How is Bitcoin a boon to renewables? Bitcoin consumes energy, and that energy is not being used for other things. Taxing one form of energy will just mean everything that uses energy becomes more expensive; Bitcoin fees would rise or mining operations would simply move to places without the tax.
The actual problem is that Bitcoin's incentive structure works against energy efficiency. Usually we would expect to see improvements in technology result in reductions in energy consumption. Instead, when a new hashing machine is built that computes the same number of hashes for less energy, the response from Bitcoin miners is to compute more hashes using the same amount of energy. That is what Bitcoin incentivizes, and that is why Bitcoin will always be an environmental catastrophe even if we only had renewable power sources (take a look at the environmental cost of producing a solar panel -- there is more to the environment than carbon emissions).
> How is Bitcoin a boon to renewables? Bitcoin consumes energy, and that energy is not being used for other things.

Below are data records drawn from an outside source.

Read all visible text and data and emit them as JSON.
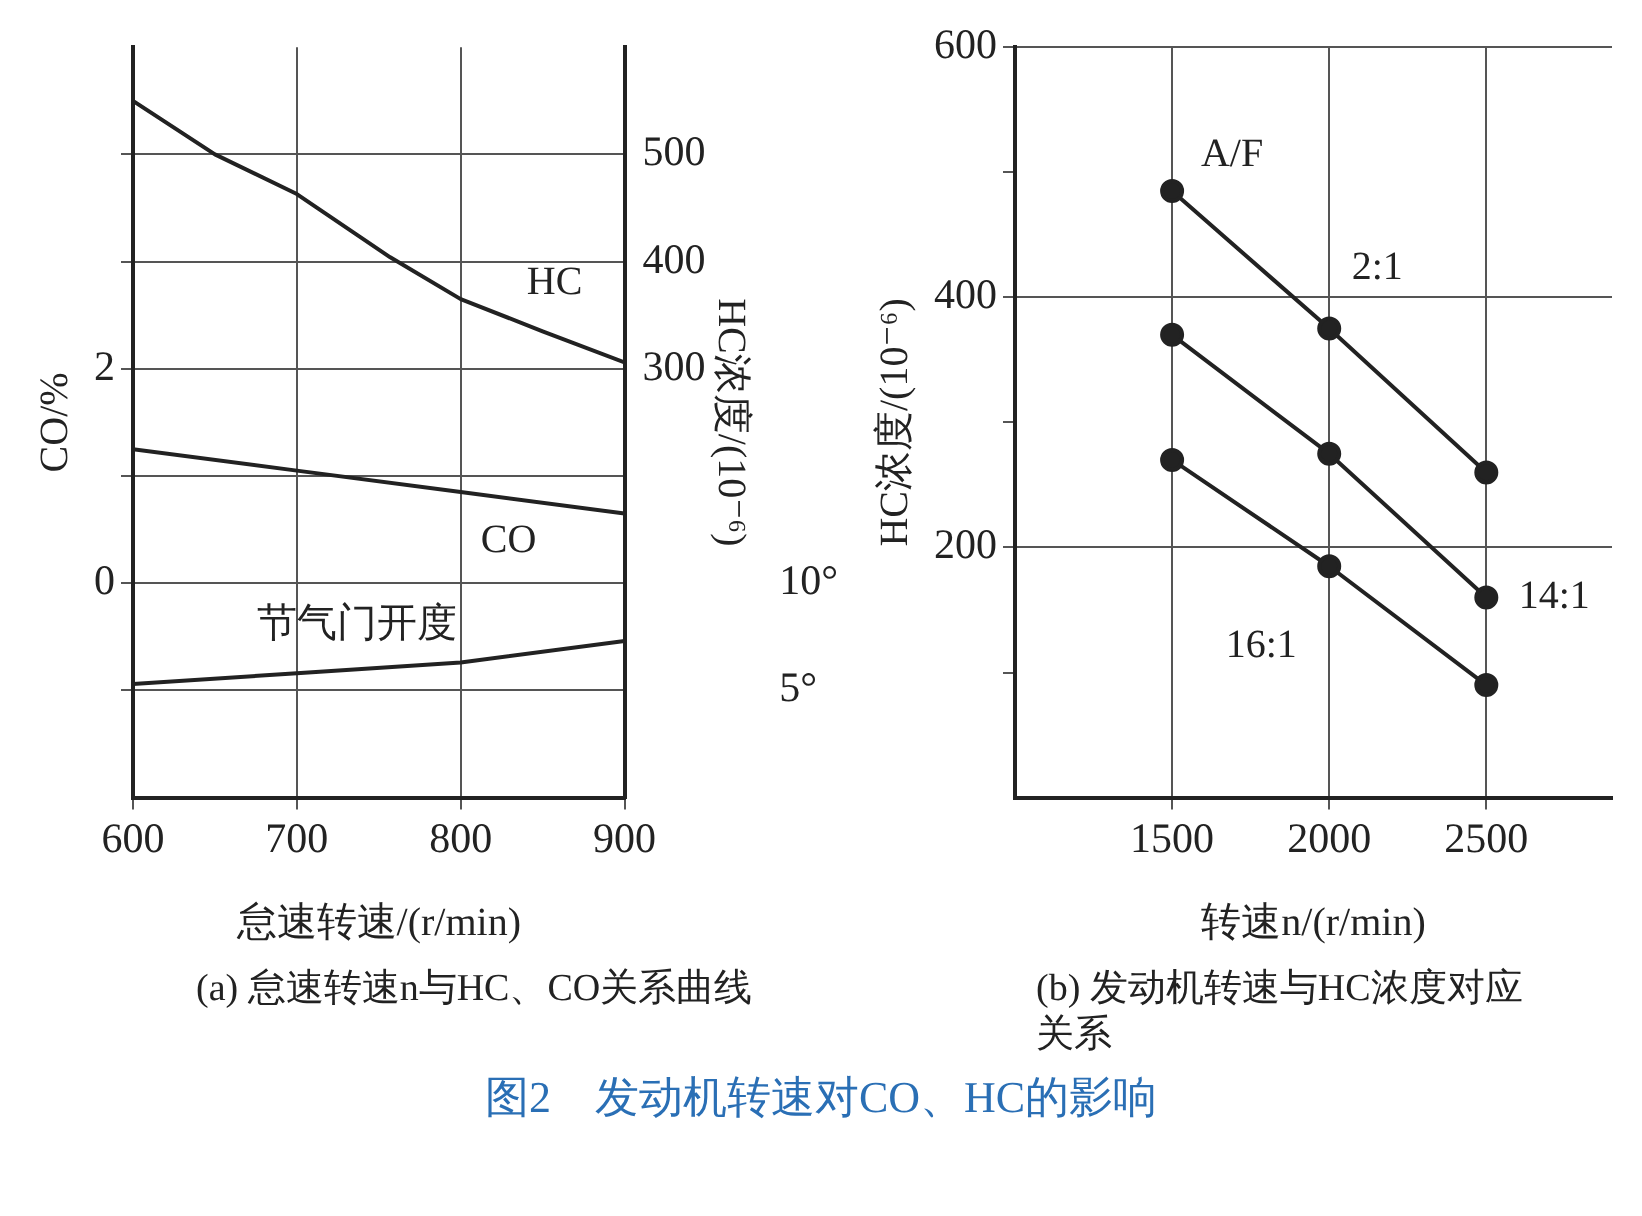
{
  "chart_data": [
    {
      "type": "line",
      "title": "图2　发动机转速对CO、HC的影响",
      "xlabel": "怠速转速/(r/min)",
      "ylabel": "CO/%",
      "y2label": "HC浓度/(10⁻⁶)",
      "annotations": [
        "(a)  怠速转速n与HC、CO关系曲线"
      ],
      "xlim": [
        600,
        900
      ],
      "xticks": [
        600,
        700,
        800,
        900
      ],
      "ylim": [
        -2,
        5
      ],
      "yticks": [
        {
          "value": -1,
          "label": null
        },
        0,
        {
          "value": 1,
          "label": null
        },
        2,
        {
          "value": 3,
          "label": null
        },
        {
          "value": 4,
          "label": null
        }
      ],
      "y2lim": [
        -100,
        600
      ],
      "y2ticks": [
        300,
        400,
        500
      ],
      "y3lim": [
        0,
        35
      ],
      "y3ticks": [
        {
          "value": 5,
          "label": "5°"
        },
        {
          "value": 10,
          "label": "10°"
        }
      ],
      "grid": true,
      "legend": false,
      "marker": "none",
      "series": [
        {
          "name": "HC",
          "color": "#222222",
          "axis": "y2",
          "x": [
            600,
            650,
            700,
            757,
            800,
            850,
            900
          ],
          "values": [
            550,
            500,
            463,
            404,
            365,
            335,
            306
          ]
        },
        {
          "name": "CO",
          "color": "#222222",
          "x": [
            600,
            700,
            800,
            900
          ],
          "values": [
            1.25,
            1.05,
            0.85,
            0.65
          ]
        },
        {
          "name": "节气门开度",
          "color": "#222222",
          "axis": "y3",
          "x": [
            600,
            700,
            800,
            900
          ],
          "values": [
            5.3,
            5.8,
            6.3,
            7.3
          ]
        }
      ]
    },
    {
      "type": "line",
      "xlabel": "转速n/(r/min)",
      "ylabel": "HC浓度/(10⁻⁶)",
      "legend_title": "A/F",
      "annotations": [
        "(b)  发动机转速与HC浓度对应关系"
      ],
      "xlim": [
        1000,
        2900
      ],
      "xticks": [
        1500,
        2000,
        2500
      ],
      "ylim": [
        0,
        600
      ],
      "yticks": [
        {
          "value": 100,
          "label": null
        },
        200,
        {
          "value": 300,
          "label": null
        },
        400,
        {
          "value": 500,
          "label": null
        },
        600
      ],
      "grid": true,
      "legend": false,
      "marker": "circle",
      "series": [
        {
          "name": "2:1",
          "color": "#222222",
          "x": [
            1500,
            2000,
            2500
          ],
          "values": [
            485,
            375,
            260
          ]
        },
        {
          "name": "14:1",
          "color": "#222222",
          "x": [
            1500,
            2000,
            2500
          ],
          "values": [
            370,
            275,
            160
          ]
        },
        {
          "name": "16:1",
          "color": "#222222",
          "x": [
            1500,
            2000,
            2500
          ],
          "values": [
            270,
            185,
            90
          ]
        }
      ]
    }
  ]
}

The utopian view is that not all energy is currently being used for other things. On grids with heavy penetration of renewables, peak production can overwhelm demand, causing bulk power to become effectively free.

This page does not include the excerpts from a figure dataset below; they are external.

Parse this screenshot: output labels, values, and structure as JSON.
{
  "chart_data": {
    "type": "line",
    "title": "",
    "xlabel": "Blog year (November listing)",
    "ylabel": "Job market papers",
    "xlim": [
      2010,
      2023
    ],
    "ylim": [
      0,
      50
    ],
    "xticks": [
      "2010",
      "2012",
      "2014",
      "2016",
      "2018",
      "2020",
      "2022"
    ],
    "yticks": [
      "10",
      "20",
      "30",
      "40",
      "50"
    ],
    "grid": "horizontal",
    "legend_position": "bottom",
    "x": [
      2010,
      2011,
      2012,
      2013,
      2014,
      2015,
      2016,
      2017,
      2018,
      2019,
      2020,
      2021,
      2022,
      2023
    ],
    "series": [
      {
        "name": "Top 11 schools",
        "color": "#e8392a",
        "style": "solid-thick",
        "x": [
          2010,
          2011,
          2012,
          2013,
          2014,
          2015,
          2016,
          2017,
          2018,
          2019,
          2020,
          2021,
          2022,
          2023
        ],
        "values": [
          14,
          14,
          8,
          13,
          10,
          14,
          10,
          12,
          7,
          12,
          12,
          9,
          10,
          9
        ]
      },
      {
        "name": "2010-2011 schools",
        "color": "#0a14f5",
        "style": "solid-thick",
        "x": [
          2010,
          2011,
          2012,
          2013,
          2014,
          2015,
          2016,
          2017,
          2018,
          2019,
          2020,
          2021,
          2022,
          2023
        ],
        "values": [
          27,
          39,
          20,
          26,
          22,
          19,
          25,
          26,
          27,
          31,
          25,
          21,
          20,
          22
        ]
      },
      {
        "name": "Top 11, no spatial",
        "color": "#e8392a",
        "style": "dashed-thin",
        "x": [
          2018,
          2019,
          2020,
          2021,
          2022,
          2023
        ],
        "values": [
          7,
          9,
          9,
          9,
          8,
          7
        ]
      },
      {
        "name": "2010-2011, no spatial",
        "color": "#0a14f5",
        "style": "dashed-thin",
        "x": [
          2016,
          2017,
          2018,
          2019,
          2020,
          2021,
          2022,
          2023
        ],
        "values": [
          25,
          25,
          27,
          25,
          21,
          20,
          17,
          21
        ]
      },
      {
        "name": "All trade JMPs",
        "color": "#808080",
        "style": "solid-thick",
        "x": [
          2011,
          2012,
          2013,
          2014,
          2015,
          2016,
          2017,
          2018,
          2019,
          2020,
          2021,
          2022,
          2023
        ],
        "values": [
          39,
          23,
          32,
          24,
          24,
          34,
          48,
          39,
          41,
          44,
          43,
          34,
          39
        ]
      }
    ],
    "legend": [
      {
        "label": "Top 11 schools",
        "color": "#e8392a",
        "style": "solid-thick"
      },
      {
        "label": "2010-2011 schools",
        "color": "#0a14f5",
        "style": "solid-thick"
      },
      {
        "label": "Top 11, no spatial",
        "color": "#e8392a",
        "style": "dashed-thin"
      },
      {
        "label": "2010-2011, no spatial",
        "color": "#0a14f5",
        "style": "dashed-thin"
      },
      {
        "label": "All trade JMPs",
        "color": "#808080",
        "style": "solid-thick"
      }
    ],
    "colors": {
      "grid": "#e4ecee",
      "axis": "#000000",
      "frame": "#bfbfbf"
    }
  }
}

In a suitably regulated environment, bitcoin or an equivalent could act as a last-resort user of such power. Doing so would provide a baseline demand for excess generation, effectively subsidizing renewable buildout.
This effect becomes stronger with carbon taxes, which would make non-renewable power comparatively much more expensive and effectively reduce bitcoining-demand from such sources relative to renewables.
However, the non-utopian view is that this possible arbitrage is global, not local. Through bad regulation, corrupt governments, or outright theft, miners somewhere on the planet can access power even more cheaply than from the excess renewables contemplated above.
...or we could work on better energy storage and distribution technologies and move away from "base load" approaches to power generation. I am also not seeing how Bitcoin, which consumes power regardless of whether or not there is any excess, helps in any way. Why do you think Bitcoin miners would shut their operations down during periods of high demand in any regulatory environment, other than one which specifically punishes Bitcoin miners (in which case, why should anyone think Bitcoin would continue to exist)? Bitcoin would just push up the floor on how much electricity must be supplied at any given time.
> or we could work on better energy storage and distribution technologies
That's a "both and" issue. An energy generator could hypothetically mine cryptocurrencies to buffer their excess-power periods right now with little capital investment, whereas developing new storage technology is an expensive and long-term problem.
> Why do you think Bitcoin miners would shut their operations down during periods of high demand in any regulatory environment
A non-criminal bitcoin miner (the argument applies to any other proof-of-work coin in the same way) will reduce their mining effort if the marginal cost of mining (the power bill) is larger than the reward from doing so (mining rewards plus transaction fees).
The problem then is one of value, but cryptocurrency valuations aren't fixed. If the price of bitcoin durably collapses for some reason, miners will turn off their rigs and the energy cost per coin will fall. (Note that I'm not a "bitcoin bull," but I also know better than to predict future prices with false confidence.)
It isn't, but it could be. If we had proper taxes on carbon emissions; The cheapest power would always be from renewables, bitcoin miners would invest in renewable energy which would make it cheaper in the long run as mass production scales with demand.
Energy efficiency is not important in carbon neutral energy production, and in fact can stifle development and raise prices making fossil fuels more attractive.
The actual problem is that Bitcoin's incentive structure works against energy efficiency. Usually we would expect to see improvements in technology result in reductions in energy consumption. Instead, when a new hashing machine is built that computes the same number of hashes for less energy, the response from Bitcoin miners is to compute more hashes using the same amount of energy. That is what Bitcoin incentivizes, and that is why Bitcoin will always be an environmental catastrophe even if we only had renewable power sources (take a look at the environmental cost of producing a solar panel -- there is more to the environment than carbon emissions).